As you build any system, you will see a gradual or sometimes sudden explosion of the need for data from the system. This may be driven by increasing capabilities of the system or increasing usage of the data in your system or both. What you built for your system, is also needed by others - if not now, later. Soon other teams in your company or external partners and customers will want to access your system’s data and integrate or build on it. Sure, you can and will provide APIs and expose your data. But, that in itself is not sufficient. For your data to be more useful, you must also provide contextual information about your data, i.e. metadata.
Metadata gives meaning to your data and provides instructions and insights to its users - your application developers and your end-users.
Designing and managing metadata has been an afterthought in some systems of my past experience. When the need arises, we do our best to reconstruct a metadata system around the data stack we have built. This is challenging on many fronts. It is prudent to think ahead and design for your data needs including metadata.
So how do you design, store, and manage your metadata? You need to think of categorizing, classifying, versioning, usage, quality, and other aspects. You start out with your own metadata repository but beware — soon that in itself becomes a complex system taking away the precious time and capacity from your development team to keep it up. Not to mention your team may not have the relevant expertise. I look for solutions that my team does not have to build. There are commercial solutions out there for data catalog and metadata management, but they are not very affordable (infrastructure, cost, complexity, etc.).
I would want open-source and an open system. So, I was delighted to come across this project called OpenMetadata in this post by its creators Suresh Srinivas (ex-HortonWorks, ex-Uber) and Sriharsha Chintalapani. This blog announcement captures the problem space and highlights how they are reimagining the metadata ecosystem.

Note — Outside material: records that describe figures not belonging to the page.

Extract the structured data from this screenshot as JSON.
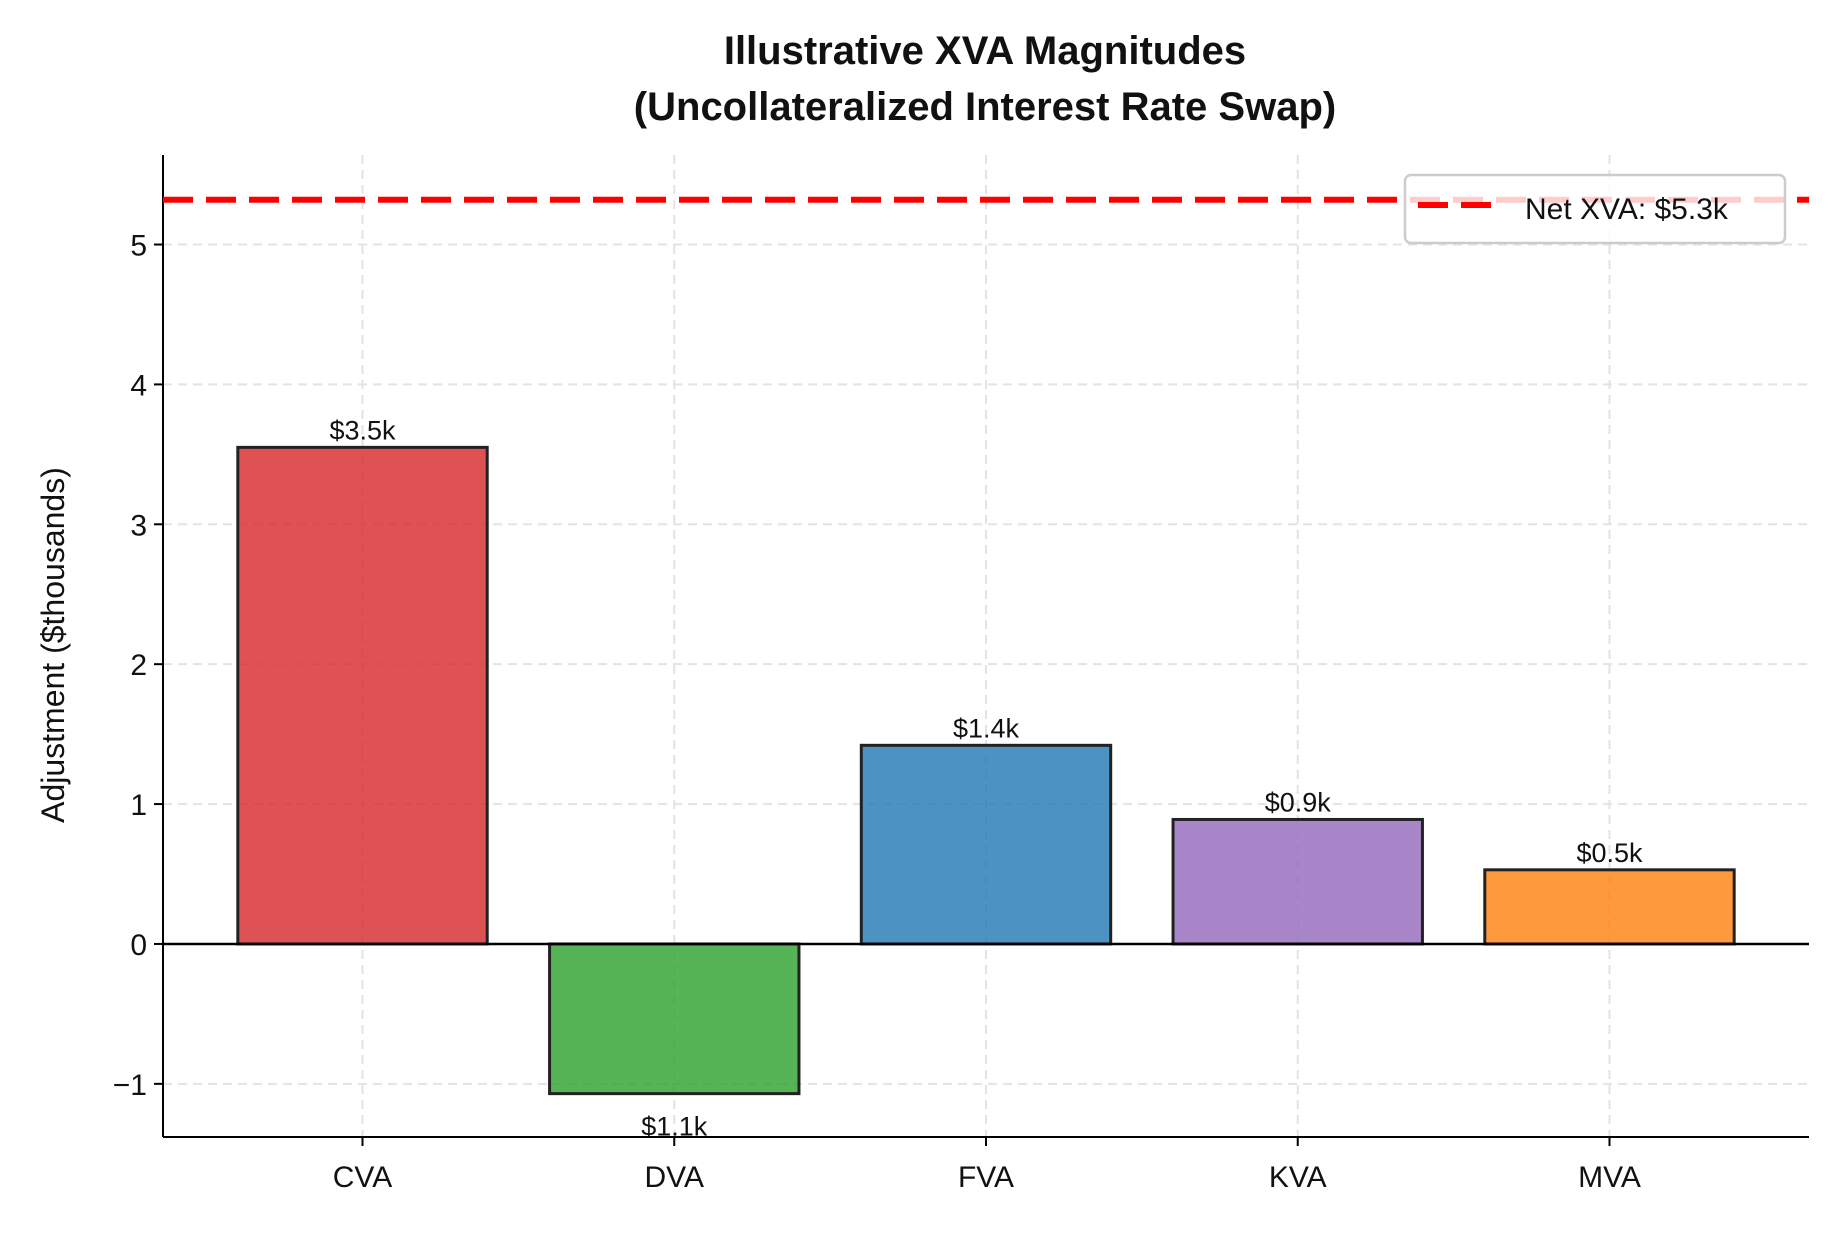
{
  "chart_data": {
    "type": "bar",
    "title": "Illustrative XVA Magnitudes",
    "subtitle": "(Uncollateralized Interest Rate Swap)",
    "xlabel": "",
    "ylabel": "Adjustment ($thousands)",
    "categories": [
      "CVA",
      "DVA",
      "FVA",
      "KVA",
      "MVA"
    ],
    "values": [
      3.55,
      -1.07,
      1.42,
      0.89,
      0.53
    ],
    "data_labels": [
      "$3.5k",
      "$1.1k",
      "$1.4k",
      "$0.9k",
      "$0.5k"
    ],
    "colors": [
      "#d62728",
      "#2ca02c",
      "#1f77b4",
      "#9467bd",
      "#ff7f0e"
    ],
    "bar_opacity": 0.8,
    "ylim": [
      -1.38,
      5.64
    ],
    "yticks": [
      -1,
      0,
      1,
      2,
      3,
      4,
      5
    ],
    "ytick_labels": [
      "−1",
      "0",
      "1",
      "2",
      "3",
      "4",
      "5"
    ],
    "grid": true,
    "reference_line": {
      "value": 5.32,
      "label": "Net XVA: $5.3k",
      "color": "#ff0000",
      "style": "dashed"
    },
    "legend_position": "top-right"
  }
}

I like the schema-first approach (glad they are using JSON) and at a first glance, looks pretty comprehensive. Hopefully, this can be the basis of a much-needed standard for metadata. They just published their first benchmark which showed great results. This is the real stuff!
Suresh and Sriharsha bring a lot of their experience into this project — see this, this and this.
So for all you developers and teams out there, if you are doing anything significant with data, invest time in metadata and definitely take a look at OpenMetadata and give it a try. I am very excited about the future OpenMetadata.